# FritzCard PCI und VB / VNC

## volvo

Hallo werte Com,

ich habe gleich 2 Probleme die ich nicht gelößt bekomme.

Das erste ist wie folgt:

Gentoo mit PCI ISDN Karte -> VirtualBox mit Windows <- TK-Software

Ich muss (leider) mit Windows meine Telefonanlage Programmieren. Dies geht nur per ISDN. Nun die Frage wie bekomme ich ISDN in die VB?

Das zweite Problem ist, dass ich per VNC immer erst Connecten kann wenn ich am PC angemeldet bin. Ich hab dazu diverese Einträge gelesen jedoch gibt es das Paket VNC als solches leider nicht mehr.

Ich hoffe auch hier kann mir jemand helfen.

Danke im voraus.

LSPCI der Karte:

04:06.0 Network controller: AVM GmbH Fritz!PCI v2.0 ISDN (rev 01)

Gentoo: 64 Bit

Grafische Oberfläche: Gnome

VB Version: 4.1.6

----------

## tazinblack

Zu Problem ein:

soweit ich weiß, kann man ISDN nicht in die VB geben.

Es sei den sie wäre per USB angeschlossen.
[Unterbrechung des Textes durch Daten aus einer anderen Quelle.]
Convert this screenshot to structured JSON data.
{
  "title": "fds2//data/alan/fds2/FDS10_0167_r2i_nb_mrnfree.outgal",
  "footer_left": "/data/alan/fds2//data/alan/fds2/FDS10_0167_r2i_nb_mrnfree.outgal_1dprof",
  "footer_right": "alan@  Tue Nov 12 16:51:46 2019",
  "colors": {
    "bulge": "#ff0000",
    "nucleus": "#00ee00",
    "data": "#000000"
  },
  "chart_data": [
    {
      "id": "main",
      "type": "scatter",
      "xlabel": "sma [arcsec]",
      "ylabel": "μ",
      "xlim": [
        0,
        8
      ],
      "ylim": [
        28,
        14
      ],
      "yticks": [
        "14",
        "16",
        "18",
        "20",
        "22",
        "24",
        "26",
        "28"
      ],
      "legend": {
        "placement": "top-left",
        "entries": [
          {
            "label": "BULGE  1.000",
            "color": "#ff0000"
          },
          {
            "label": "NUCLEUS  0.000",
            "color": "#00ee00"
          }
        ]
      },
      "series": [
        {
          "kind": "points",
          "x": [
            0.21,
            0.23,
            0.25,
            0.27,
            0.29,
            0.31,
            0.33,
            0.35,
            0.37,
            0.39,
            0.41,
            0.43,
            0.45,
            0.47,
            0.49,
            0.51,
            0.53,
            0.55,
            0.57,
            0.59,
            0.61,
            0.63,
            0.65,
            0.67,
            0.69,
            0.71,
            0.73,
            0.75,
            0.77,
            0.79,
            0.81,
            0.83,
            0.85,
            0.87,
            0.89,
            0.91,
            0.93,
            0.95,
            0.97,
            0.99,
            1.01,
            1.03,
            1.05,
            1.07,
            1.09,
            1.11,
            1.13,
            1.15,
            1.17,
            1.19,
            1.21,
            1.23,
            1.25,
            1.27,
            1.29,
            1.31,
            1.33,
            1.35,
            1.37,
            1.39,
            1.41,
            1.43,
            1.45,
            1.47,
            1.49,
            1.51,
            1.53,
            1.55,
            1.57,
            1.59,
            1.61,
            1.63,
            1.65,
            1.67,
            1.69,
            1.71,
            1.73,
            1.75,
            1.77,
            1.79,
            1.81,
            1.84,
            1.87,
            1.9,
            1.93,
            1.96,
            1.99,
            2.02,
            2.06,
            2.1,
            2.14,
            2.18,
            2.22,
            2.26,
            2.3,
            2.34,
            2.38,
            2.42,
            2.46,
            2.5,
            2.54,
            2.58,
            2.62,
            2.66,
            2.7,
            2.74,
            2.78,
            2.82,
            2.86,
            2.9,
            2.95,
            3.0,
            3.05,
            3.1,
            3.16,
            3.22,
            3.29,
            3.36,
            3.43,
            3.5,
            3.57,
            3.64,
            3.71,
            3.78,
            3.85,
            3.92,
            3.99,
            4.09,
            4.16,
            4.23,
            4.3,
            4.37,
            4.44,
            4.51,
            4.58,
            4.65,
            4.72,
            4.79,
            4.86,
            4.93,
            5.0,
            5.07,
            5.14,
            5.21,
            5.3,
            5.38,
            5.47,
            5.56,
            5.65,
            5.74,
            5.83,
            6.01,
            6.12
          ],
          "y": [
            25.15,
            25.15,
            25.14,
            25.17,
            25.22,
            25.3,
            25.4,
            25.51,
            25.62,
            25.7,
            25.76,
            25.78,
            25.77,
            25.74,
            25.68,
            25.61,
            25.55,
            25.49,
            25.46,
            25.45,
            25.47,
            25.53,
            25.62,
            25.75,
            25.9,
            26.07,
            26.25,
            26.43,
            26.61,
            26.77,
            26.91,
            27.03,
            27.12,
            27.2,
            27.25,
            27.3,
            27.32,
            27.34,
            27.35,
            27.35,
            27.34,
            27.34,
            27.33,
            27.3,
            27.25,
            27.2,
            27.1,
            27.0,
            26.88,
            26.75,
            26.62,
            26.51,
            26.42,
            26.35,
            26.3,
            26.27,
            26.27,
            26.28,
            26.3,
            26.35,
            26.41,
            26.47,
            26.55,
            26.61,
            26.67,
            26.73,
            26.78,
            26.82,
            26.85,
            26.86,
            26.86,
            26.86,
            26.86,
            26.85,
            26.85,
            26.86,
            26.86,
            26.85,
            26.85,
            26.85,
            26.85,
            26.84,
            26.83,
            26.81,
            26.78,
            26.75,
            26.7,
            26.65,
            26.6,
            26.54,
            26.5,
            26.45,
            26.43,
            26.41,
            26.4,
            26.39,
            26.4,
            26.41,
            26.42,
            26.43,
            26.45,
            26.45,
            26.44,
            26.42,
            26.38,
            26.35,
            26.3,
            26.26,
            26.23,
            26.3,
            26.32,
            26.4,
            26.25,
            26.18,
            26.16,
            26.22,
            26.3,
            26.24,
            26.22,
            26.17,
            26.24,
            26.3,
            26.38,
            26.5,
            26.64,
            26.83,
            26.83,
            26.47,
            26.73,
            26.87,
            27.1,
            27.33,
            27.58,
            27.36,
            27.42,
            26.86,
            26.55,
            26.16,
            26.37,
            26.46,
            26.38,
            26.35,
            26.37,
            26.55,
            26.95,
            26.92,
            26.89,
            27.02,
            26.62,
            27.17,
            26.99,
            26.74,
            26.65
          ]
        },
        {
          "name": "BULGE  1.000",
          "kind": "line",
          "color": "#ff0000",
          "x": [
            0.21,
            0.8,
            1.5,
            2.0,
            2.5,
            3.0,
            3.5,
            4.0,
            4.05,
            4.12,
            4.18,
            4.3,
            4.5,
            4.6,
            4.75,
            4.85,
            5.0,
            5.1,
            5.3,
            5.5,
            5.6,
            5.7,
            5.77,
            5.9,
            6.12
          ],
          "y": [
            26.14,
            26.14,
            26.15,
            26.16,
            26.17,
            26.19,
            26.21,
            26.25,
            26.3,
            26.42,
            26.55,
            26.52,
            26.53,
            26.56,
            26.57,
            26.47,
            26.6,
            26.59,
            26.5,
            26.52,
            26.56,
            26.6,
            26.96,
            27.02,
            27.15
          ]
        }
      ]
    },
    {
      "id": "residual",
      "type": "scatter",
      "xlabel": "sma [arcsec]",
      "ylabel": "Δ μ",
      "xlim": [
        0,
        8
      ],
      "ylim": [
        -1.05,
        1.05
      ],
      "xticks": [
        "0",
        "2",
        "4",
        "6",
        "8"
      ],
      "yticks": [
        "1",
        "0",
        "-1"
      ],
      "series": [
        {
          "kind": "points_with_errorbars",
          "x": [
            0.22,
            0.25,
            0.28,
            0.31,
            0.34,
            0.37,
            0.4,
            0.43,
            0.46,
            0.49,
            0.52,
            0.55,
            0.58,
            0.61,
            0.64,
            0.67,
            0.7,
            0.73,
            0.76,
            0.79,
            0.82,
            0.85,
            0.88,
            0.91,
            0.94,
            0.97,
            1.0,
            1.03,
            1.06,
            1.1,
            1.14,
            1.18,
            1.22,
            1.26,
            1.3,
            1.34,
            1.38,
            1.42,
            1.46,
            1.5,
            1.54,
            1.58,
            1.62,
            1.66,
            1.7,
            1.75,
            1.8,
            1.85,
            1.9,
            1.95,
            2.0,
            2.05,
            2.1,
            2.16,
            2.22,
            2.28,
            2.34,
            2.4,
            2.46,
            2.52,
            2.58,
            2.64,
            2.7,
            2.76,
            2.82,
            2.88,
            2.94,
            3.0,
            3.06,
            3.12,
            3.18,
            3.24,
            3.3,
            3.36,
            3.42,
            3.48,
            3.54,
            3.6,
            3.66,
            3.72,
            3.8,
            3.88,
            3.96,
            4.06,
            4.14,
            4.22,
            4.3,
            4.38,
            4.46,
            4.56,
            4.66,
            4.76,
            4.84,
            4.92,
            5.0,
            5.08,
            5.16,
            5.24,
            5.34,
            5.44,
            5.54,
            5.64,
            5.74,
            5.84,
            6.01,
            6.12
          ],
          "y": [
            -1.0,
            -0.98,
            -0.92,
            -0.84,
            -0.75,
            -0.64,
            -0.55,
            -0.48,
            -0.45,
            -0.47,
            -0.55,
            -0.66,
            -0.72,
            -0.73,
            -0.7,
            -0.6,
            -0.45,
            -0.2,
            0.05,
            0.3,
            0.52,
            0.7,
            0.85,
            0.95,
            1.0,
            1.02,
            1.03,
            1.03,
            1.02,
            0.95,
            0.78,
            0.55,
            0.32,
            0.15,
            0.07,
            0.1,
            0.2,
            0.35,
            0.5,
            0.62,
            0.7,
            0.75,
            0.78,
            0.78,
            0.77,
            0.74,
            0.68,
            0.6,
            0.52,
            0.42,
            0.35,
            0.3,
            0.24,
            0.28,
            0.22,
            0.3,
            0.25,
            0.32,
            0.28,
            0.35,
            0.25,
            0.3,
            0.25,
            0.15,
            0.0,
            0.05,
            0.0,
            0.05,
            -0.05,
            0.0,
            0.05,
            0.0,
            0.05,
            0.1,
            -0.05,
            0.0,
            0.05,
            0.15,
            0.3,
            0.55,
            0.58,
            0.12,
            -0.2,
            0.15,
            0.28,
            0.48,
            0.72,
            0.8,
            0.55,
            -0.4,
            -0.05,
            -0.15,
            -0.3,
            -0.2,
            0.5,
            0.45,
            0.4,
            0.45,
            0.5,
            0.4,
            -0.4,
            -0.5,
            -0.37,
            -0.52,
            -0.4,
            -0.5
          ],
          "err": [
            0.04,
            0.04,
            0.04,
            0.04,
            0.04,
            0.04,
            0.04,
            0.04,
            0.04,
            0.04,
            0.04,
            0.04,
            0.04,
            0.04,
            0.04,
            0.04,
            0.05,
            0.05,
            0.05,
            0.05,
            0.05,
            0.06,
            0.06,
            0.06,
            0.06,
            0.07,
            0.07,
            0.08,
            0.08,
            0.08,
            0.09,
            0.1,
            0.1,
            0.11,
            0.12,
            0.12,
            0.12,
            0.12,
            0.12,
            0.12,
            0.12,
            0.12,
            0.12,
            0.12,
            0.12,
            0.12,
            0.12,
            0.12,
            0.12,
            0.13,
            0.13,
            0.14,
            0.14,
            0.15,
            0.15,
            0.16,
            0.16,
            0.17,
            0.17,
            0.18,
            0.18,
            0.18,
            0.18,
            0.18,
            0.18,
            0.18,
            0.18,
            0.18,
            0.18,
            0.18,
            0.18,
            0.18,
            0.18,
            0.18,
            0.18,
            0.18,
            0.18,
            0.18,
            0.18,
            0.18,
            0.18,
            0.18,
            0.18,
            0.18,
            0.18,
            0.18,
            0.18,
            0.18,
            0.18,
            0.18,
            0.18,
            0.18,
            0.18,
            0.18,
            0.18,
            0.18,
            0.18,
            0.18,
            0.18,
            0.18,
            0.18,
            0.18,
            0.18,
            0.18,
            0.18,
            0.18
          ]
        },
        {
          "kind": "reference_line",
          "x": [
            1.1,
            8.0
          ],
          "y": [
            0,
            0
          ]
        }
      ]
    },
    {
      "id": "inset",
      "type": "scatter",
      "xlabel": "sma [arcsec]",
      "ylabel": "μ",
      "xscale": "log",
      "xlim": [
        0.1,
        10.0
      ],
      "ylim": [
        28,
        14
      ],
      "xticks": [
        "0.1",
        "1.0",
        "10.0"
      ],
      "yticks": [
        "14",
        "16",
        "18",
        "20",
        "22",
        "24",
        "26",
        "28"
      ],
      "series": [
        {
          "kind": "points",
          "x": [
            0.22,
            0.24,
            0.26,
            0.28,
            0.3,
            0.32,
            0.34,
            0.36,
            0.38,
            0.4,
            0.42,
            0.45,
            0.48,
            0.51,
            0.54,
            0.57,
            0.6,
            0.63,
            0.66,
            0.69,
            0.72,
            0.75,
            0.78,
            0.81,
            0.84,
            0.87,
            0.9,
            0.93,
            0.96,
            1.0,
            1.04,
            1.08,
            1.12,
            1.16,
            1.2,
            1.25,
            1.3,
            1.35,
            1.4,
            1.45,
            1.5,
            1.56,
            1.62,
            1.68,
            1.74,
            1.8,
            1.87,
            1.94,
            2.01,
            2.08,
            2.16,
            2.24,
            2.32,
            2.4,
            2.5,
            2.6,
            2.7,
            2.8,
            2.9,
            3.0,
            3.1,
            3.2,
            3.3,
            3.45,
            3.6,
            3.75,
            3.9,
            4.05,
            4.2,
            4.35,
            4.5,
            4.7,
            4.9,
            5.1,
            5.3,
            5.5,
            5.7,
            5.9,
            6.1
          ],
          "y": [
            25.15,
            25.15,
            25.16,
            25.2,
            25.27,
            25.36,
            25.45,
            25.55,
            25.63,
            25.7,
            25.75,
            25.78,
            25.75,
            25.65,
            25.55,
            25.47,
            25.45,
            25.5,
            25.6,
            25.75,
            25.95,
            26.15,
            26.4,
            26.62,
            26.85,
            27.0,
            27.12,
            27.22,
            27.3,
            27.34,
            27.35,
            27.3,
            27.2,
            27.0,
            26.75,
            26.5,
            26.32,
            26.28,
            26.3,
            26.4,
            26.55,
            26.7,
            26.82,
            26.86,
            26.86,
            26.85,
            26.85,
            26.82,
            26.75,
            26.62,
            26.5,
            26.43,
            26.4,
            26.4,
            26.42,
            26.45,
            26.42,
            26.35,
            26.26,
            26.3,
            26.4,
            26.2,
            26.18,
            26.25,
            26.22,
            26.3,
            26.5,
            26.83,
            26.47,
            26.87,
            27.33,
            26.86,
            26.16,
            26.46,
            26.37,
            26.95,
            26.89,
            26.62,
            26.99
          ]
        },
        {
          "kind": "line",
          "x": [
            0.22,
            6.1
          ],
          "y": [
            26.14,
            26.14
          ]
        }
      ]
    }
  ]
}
Die solltest Du dann durchmappen können.

Aber auch hier keine Gewähr, dass das geht, hab ich noch nie versucht.

Problem zwei:

Willst Du per VNC die Linux oder die Windows Kiste bedienen?

----------

## volvo

Die Windowskiste kann ich per Vnc das is kein Thema mein Gentoo möchte ich gern per VNC bedienen um nach nem restart die virtuelle maschine zu starten.

----------